Open DingXiaoH opened 8 months ago

DingXiaoH commented 8 months ago

Figure 5 uses RepLKNet's code to visualize the ERF.

I appreciate that the authors mentioned in the code that the ERF-related code was copied from RepLKNet.

in https://github.com/MzeroMiko/VMamba/blob/main/analyze/get_erf.py

# copied from https://github.com/DingXiaoH/RepLKNet-pytorch
def analyze_erf(source="/tmp/erf.npy", dest="heatmap.png", ALGRITHOM=lambda x: np.power(x - 1, 0.25)):
    # A script to visualize the ERF.
    # Scaling Up Your Kernels to 31x31: Revisiting Large Kernel Design in CNNs (https://arxiv.org/abs/2203.06717)
    # Github source: https://github.com/DingXiaoH/RepLKNet-pytorch
    # Licensed under The MIT License [see LICENSE for details]

However, in the caption of Figure 5 it is claimed that "only DeiT and the proposed VMamba" exhibit a global ERF", ignoring that RepLKNet also has a global ERF. And when reporting the results on ImageNet/COCO/ADE20K, RepLKNet is not compared with.

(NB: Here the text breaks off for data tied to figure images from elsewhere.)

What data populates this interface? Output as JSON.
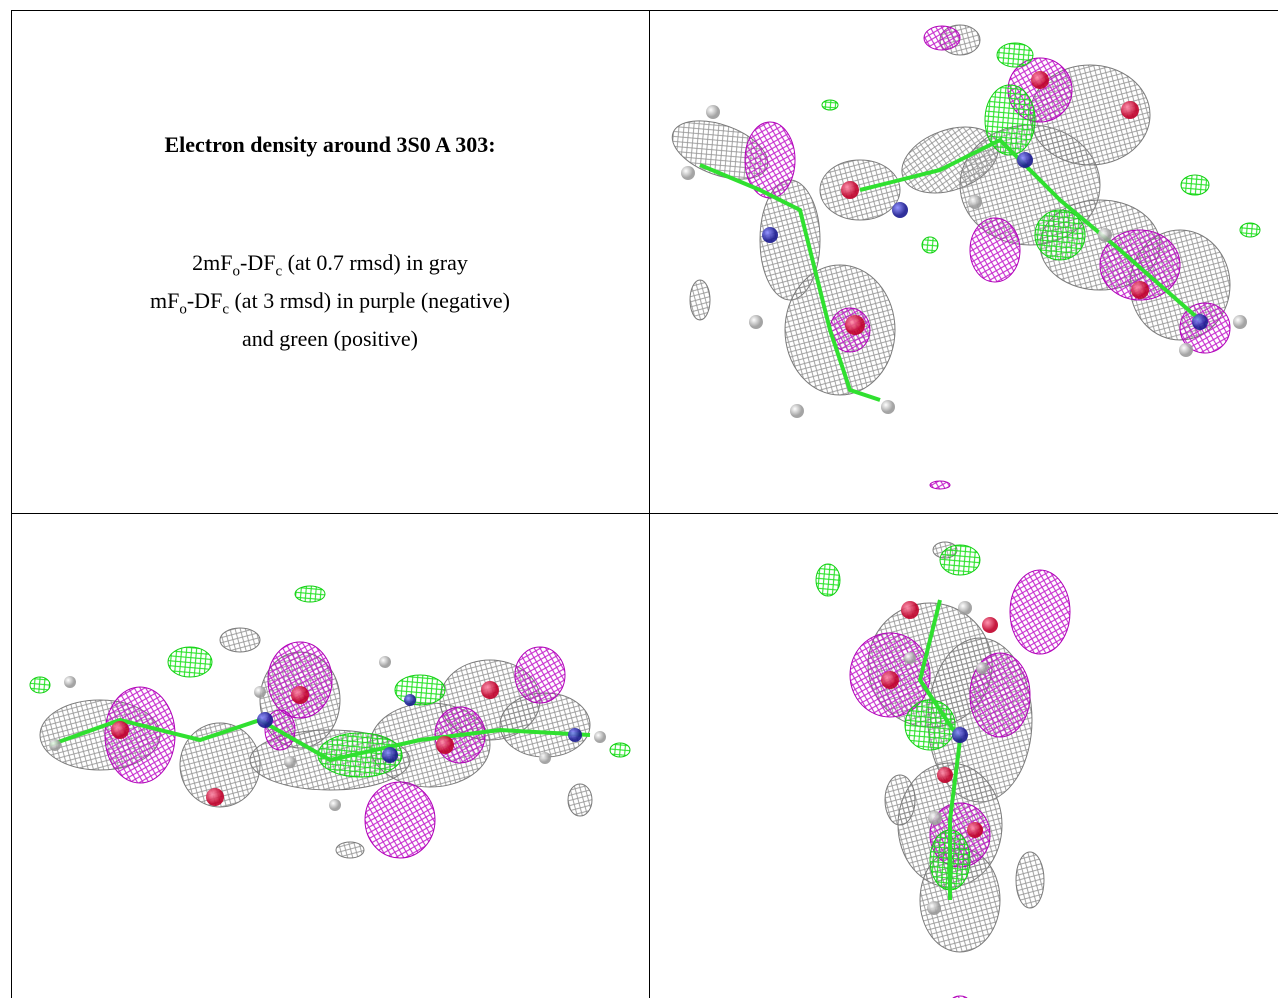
{
  "title": "Electron density around 3S0 A 303:",
  "legend_lines": [
    [
      "2mF",
      "o",
      "-DF",
      "c",
      " (at 0.7 rmsd) in gray"
    ],
    [
      "mF",
      "o",
      "-DF",
      "c",
      " (at 3 rmsd) in purple (negative)"
    ],
    [
      "and green (positive)"
    ]
  ]
}
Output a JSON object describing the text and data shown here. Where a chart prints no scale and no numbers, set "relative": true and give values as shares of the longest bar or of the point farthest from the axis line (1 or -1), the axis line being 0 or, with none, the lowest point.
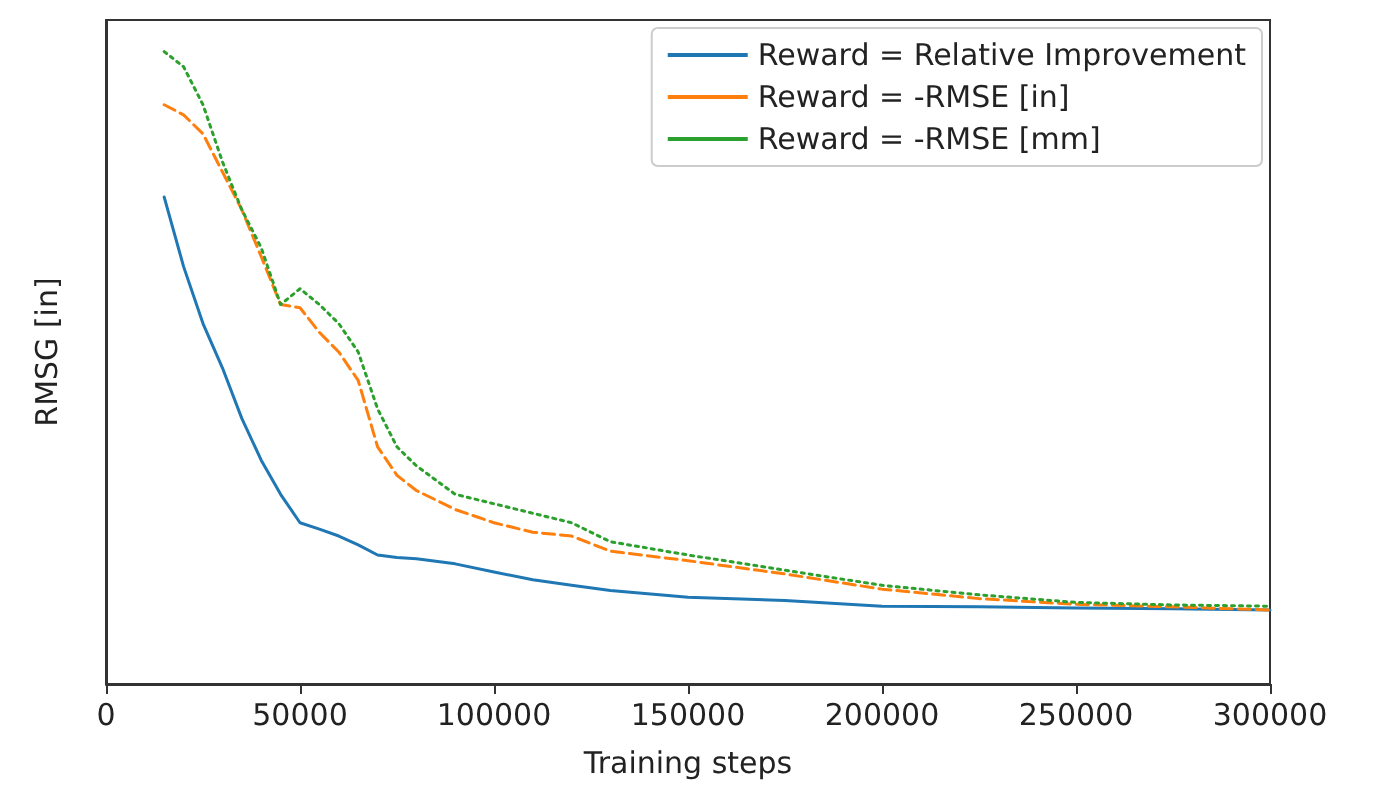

In a nutshell, I wonder if it is appropriate to use RepLKNet's code without mentioning RepLKNet's results (also global ERF) or comparing the results on ImageNet/COCO/ADE20K with RepLKNet.

MzeroMiko commented 8 months ago

Sorry for that. We will mention your work in readme.md and cite it in the future. The reason why we do not compare our work is that replknet does not release tiny (~30M) or small (~50M) models, and all the ERF figs are tested in tiny level (~30M parameters). Also, this work is in progress, we'll cite replknet in the future.